The process is intended, Mr. Stevenson said, to force people to reckon with the narrative through-line of the country’s vicious racial history, rather than thinking of that history in a short-range, piecemeal way.

For Writing and Discussion

1. How well does Scout understand the events she’s relating in this excerpt from the novel? What clues in the text reveal her point of view? How does Scout’s perspective shape or limit the reader’s understanding of the unfolding action? What demands are placed on the reader when we have a narrator with a limited point of view?

2. The Equal Justice Initiative report documents 326 lynchings in Alabama between 1877 and 1950. How does the broader history of lynching help you to better understand the events in Chapter 15 of “To Kill a Mockingbird”? How does the history provide a new perspective on the choices faced by Atticus, Scout, Mr. Cunningham or other characters?

3. How does Harper Lee’s fictional portrayal of the attempted lynching compare with the historical examples described in the Equal Justice Initiative report? Does the report help you to assess whether Ms. Lee’s description is realistic? How do the report and the novel reflect the nature of “mob mentality”? What social and moral commentary is Ms. Lee offering through her portrayal of the Maycomb lynch mob?

4. The Equal Justice Initiative founder, Bryan Stevenson, is quoted saying that “lynching and the terror era shaped the geography, politics, economics and social characteristics of being black in America during the 20th century.” What was the function of lynching in Jim Crow society? Does this historical context help you to more fully imagine life in Maycomb?

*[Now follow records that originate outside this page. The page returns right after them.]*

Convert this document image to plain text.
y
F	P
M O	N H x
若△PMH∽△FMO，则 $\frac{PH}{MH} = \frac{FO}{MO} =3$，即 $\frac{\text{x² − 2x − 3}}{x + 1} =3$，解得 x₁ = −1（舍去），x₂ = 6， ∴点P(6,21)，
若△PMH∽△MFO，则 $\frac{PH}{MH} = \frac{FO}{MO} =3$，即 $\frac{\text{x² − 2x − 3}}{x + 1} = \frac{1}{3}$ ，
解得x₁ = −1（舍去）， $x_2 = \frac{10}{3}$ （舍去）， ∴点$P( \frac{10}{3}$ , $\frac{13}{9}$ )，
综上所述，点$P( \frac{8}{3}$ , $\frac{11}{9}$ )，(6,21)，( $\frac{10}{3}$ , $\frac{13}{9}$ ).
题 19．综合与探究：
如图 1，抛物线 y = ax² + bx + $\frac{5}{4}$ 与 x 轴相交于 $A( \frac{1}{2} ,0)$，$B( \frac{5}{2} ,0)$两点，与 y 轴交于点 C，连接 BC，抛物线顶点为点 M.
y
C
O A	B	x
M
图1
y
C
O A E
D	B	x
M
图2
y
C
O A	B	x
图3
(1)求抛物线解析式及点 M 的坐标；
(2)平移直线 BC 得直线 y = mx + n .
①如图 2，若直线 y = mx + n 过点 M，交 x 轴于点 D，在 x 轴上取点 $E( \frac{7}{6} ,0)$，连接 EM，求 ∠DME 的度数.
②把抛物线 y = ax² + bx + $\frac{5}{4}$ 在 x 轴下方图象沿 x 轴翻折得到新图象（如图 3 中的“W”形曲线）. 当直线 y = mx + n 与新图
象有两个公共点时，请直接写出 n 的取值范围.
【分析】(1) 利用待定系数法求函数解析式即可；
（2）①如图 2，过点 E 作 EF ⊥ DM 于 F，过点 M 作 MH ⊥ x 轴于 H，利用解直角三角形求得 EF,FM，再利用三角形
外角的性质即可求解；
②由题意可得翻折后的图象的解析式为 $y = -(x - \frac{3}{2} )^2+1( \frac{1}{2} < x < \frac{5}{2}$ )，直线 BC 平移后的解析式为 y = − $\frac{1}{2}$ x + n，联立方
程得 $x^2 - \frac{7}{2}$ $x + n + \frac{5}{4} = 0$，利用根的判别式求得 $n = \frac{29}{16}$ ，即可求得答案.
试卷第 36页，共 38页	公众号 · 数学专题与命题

5. A New York Times editorial on the Equal Justice Initiative report, “Lynching as Racial Terrorism,” argues that “this history needs to be properly commemorated and more widely discussed before the United States can fully understand the causes and origins of the racial injustice that hobbles the country to this day.” What legacies of the lynching era do you see today? How might a fictional text like “Mockingbird” foster the kind of honest conversation about race and justice that the report demands? What other texts shaped your thinking about race and justice?

Who was Tom Robinson?

The Equal Justice Initiative report documents the fates of nearly 4,000 African-American lynching victims, restoring names and stories to individuals whose humanity has often been obscured. Like some individuals documented in the report, the fictional Tom Robinson survives a lynching attempt after being accused of raping a white woman. Yet readers know relatively little about Tom, and in the excerpt we’ve selected here, he speaks only four words. One of the criticisms that has been leveled against “To Kill a Mockingbird” is that Harper Lee does not give his character sufficient depth. Readers are left with little sense of Tom’s life and experience, or of the devastating consequences the injustices he suffers must have for his family.

Historical sources about the lives of black men in the segregated South of the 1930s can help students imagine some of the circumstances of a character such as Tom Robinson; they can also give texture to students’ study of the history of lynching. Duke University’s Behind the Veil website features dozens of oral history interviews with African-Americans who lived from the 1890s to the 1950s. In Facing History’s “Teaching Mockingbird” guide (PDF), we feature two interviews, with H. J. Williams and Roosevelt Williams. (The two are unrelated.) As students learn about the men’s experience with school, work, church and Jim Crow, they can consider questions like:

Based on what you have pieced together about Tom, do you notice any similarities between his life and the lives of the men you have learned about?

Using what you have just learned, what can you imagine or infer about Tom’s life that the novel does not tell us?